Claire Roby, a sophomore at American University in Washington and president of her campus’ environmental activism group Eco-Sense, co-chaired one session.

“They were a little nervous in the beginning, but in the end as I walked around, with the role play, they gave creative and reliable answers,” said Roby, who co-led the session with a legislative assistant from the Religious Action Center of Reform Judaism. “It was encouraging to see that they were empowered, persuasive agents for change.”

Rachel Ackoff, a senior at Swarthmore College in Pennsylvania led a lobbying workshop with Emily Goldstein, program director of Spiritual Youth for Reproductive Freedom at the Religious Coalition for Reproductive Choice.

JCPA delegates allowed student s to address legislative aides and even senators during the lobbying. Ackoff said it was the first time she had met a senator face to face, in her case Sen. Robert Casey Jr. (D-Pa.).

“Most of the lobbying I’ve done has been with student members of the Sierra Student Coalition,” she said.

Ackoff discussed the Clean Energy Act, a bill on the Senate floor, with Casey and legislative assistants to Sen. Marc Spitzer (R-Pa.). Spitzer had spoken that morning at the JCPA plenum and the Spitzer forum.

“Global warming is something I’ve been concerned about for several years,” Ackoff said. “In terms of this particular lobby, we just looked up an appropriate piece of legislation and made sure we could talk about that piece of legislation specifically that we wanted them to support.”

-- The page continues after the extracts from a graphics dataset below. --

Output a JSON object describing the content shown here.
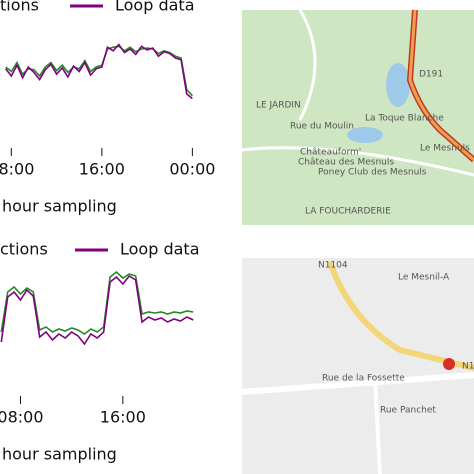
{
  "chart_data": [
    {
      "type": "line",
      "legend_texts": [
        "tions"
      ],
      "x": [
        7.5,
        8,
        8.5,
        9,
        9.5,
        10,
        10.5,
        11,
        11.5,
        12,
        12.5,
        13,
        13.5,
        14,
        14.5,
        15,
        15.5,
        16,
        16.5,
        17,
        17.5,
        18,
        18.5,
        19,
        19.5,
        20,
        20.5,
        21,
        21.5,
        22,
        22.5,
        23,
        23.5,
        24
      ],
      "series": [
        {
          "name": "Loop data",
          "color": "#800080",
          "values": [
            48,
            40,
            52,
            38,
            50,
            44,
            36,
            47,
            53,
            42,
            49,
            39,
            51,
            45,
            55,
            41,
            48,
            50,
            72,
            68,
            75,
            66,
            70,
            64,
            73,
            69,
            71,
            62,
            67,
            65,
            60,
            58,
            20,
            15
          ]
        },
        {
          "color": "#228b22",
          "values": [
            50,
            45,
            55,
            42,
            48,
            47,
            40,
            50,
            55,
            46,
            52,
            44,
            50,
            48,
            57,
            45,
            50,
            52,
            70,
            72,
            73,
            68,
            72,
            67,
            70,
            71,
            70,
            65,
            68,
            66,
            62,
            60,
            25,
            18
          ]
        }
      ],
      "xlim": [
        7,
        26
      ],
      "ylim": [
        0,
        100
      ],
      "xticks": [
        {
          "value": 8,
          "label": "08:00"
        },
        {
          "value": 16,
          "label": "16:00"
        },
        {
          "value": 24,
          "label": "00:00"
        }
      ],
      "x_label": "hour sampling"
    },
    {
      "type": "line",
      "legend_texts": [
        "ctions"
      ],
      "x": [
        6.5,
        7,
        7.5,
        8,
        8.5,
        9,
        9.5,
        10,
        10.5,
        11,
        11.5,
        12,
        12.5,
        13,
        13.5,
        14,
        14.5,
        15,
        15.5,
        16,
        16.5,
        17,
        17.5,
        18,
        18.5,
        19,
        19.5,
        20,
        20.5,
        21,
        21.5
      ],
      "series": [
        {
          "name": "Loop data",
          "color": "#800080",
          "values": [
            20,
            65,
            70,
            62,
            72,
            66,
            25,
            30,
            22,
            28,
            24,
            30,
            26,
            18,
            28,
            24,
            30,
            80,
            85,
            78,
            86,
            82,
            40,
            45,
            42,
            44,
            40,
            43,
            41,
            45,
            42
          ]
        },
        {
          "color": "#228b22",
          "values": [
            30,
            70,
            75,
            68,
            74,
            70,
            32,
            35,
            30,
            33,
            31,
            34,
            32,
            28,
            33,
            30,
            35,
            85,
            90,
            84,
            88,
            86,
            48,
            50,
            49,
            50,
            48,
            50,
            49,
            51,
            50
          ]
        }
      ],
      "xlim": [
        6.4,
        23.2
      ],
      "ylim": [
        0,
        100
      ],
      "xticks": [
        {
          "value": 8,
          "label": "08:00"
        },
        {
          "value": 16,
          "label": "16:00"
        }
      ],
      "x_label": "hour sampling"
    }
  ],
  "maps": [
    {
      "labels": [
        "LE JARDIN",
        "Châteauform'",
        "Château des Mesnuls",
        "La Toque Blanche",
        "Poney Club des Mesnuls",
        "LA FOUCHARDERIE",
        "D191",
        "Le Mesnuls",
        "Rue du Moulin"
      ]
    },
    {
      "labels": [
        "N1104",
        "Le Mesnil-A",
        "Rue de la Fossette",
        "N1",
        "Rue Panchet"
      ]
    }
  ]
}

Another member of Ackoff’s delegation, Adrian Shanker, a sophomore at Muhlenberg College in Allentown, Pa., lobbied on hate crimes and the genocid e in Darfur, Sudan.

Shanker was impressed that the Spitzer forum and JCPA plenum put into practice some of the environmental ideas the students were lobbying for.

“It’s one thing to get up and say to Sen. Casey and Sen. Spitzer, ‘We need you to push for this bill’ ” on global warming, he said. “It’s another to say we committed to making our conference sustainable.”

Beyond working with Carbonfund.org, Hillel and JCPA instructed the hotel not to change sheets in the guestrooms or toiletries, unless requested, and not to deliver newspapers to participants. Conference material was printed on recycled paper.

“Now that I’ve seen that it can work, living a sustainable life is the way we need to move as a society,” Shanker said, adding that even before the forum, he took green measures such as printing on recycled paper, not driving and unplugging his computer when it wasn’t in use.

“Even if I’m doing a lot, I can always do more,” Shanker said. “People not doing anything see what can be done if they try, so they’ll try a little harder.”

Ackoff said some students complained about having to use plastic silverware, but the general consensus behind sustainability was positive.

Returning home, her main goal is to use some of the leadership skills she learned to generate Jewish environmental activism at Swarthmore.

“We have a really strong environmental group that is purely secular,” Ackoff said. “We’d like to get Jewish students more involved with environmental activism, and I plan on working to ensure that other students continue working on that after I leave.”